Abstract

Abstract Diffuse glioma exhibit an immunosuppressive microenvironment, yet glioma subsets driven by RAF-alterations exhibit an increased immune signature. In pleomorphic xanthoastrocytoma (PXA), we identified CXCL14 as an important factor promoting a cytotoxic T cell response. The molecular and spatial relationships within this tumor type, however, are unknown. To address this, we use single nucleus RNA sequencing (snRNAseq), spatial transcriptomics, and spatial molecular imaging to construct a high-resolution molecular landscape of PXA. SnRNAseq was performed on 36,781 cells from 10 tumors, including initial and recurrent pairs, spatial transcriptomes were performed on a total of 91 FOVs comprised of 17 PXAs, and spatial molecular imaging (SMI) of 1,000 RNA probes at subcellular resolution was performed on 48,518 cells from 6 tumors, including two PXA, two pilocytic astrocytoma, and two ganglioglioma.
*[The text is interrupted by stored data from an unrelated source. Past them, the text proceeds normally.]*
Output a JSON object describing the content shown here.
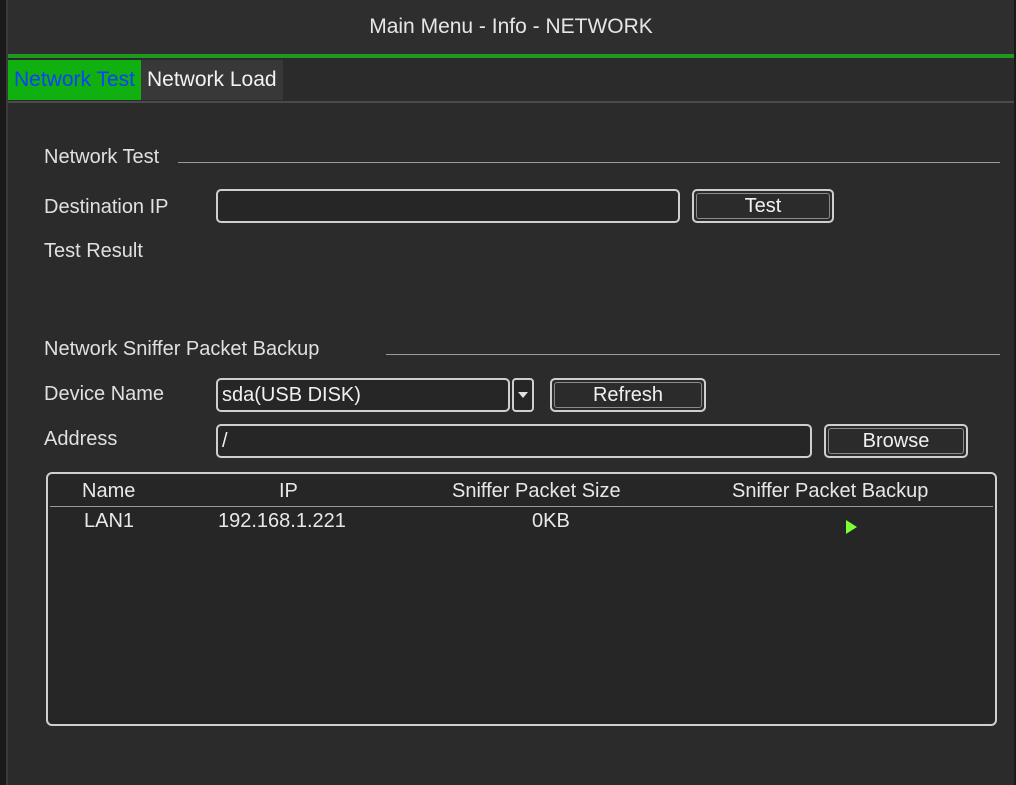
{
  "window": {
    "title": "Main Menu - Info - NETWORK"
  },
  "tabs": [
    {
      "label": "Network Test",
      "active": true
    },
    {
      "label": "Network Load",
      "active": false
    }
  ],
  "network_test": {
    "section_title": "Network Test",
    "destination_label": "Destination IP",
    "destination_value": "",
    "test_button": "Test",
    "result_label": "Test Result"
  },
  "sniffer": {
    "section_title": "Network Sniffer Packet Backup",
    "device_label": "Device Name",
    "device_value": "sda(USB DISK)",
    "refresh_button": "Refresh",
    "address_label": "Address",
    "address_value": "/",
    "browse_button": "Browse",
    "columns": [
      "Name",
      "IP",
      "Sniffer Packet Size",
      "Sniffer Packet Backup"
    ],
    "rows": [
      {
        "name": "LAN1",
        "ip": "192.168.1.221",
        "size": "0KB",
        "backup_icon": "play-icon"
      }
    ]
  },
  "colors": {
    "accent": "#1e9a1e",
    "active_tab_bg": "#10b010",
    "active_tab_text": "#1040ff",
    "play_icon": "#7cff33"
  }
}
For snRNAseq, neoplastic cells were separated from non-malignant cells based on analysis of inferred copy number alterations. CellChat was used to infer cell-cell communication. For spatial transcriptomics, data from 200-300µm FOVs were normalized and divided into CD3-high versus CD3-low groups. For SMI, cells with fewer than 20 transcripts were eliminated, data were normalized using simple total counts, cells were segmented using the Nanostring pipeline, and semi-supervised clustering was performed. Dual CXCL14 RNAscope and Iba1/CD3 immunostaining confirmed spatial relationships within the tumor. In PXA with high-CD3, differential gene expression analysis demonstrated broad immune-enrichment and identified upregulation of several ligand-receptor pairs. Integrating these data with snRNAseq and cell-cell communication analysis inferred paracrine interactions between tumor cells and T cells. One such factor, CXCL14, was expressed widely by tumor cells but spatial analysis revealed cohesive clusters of CXCL14-high expressing tumor cells. In anaplastic (CNS WHO grade 3) tumors, however, both CXCL14 expression and microglia decreased. These high-resolution molecular analyses of PXA identify dynamic tumor-immune crosstalk regulating the immune microenvironment.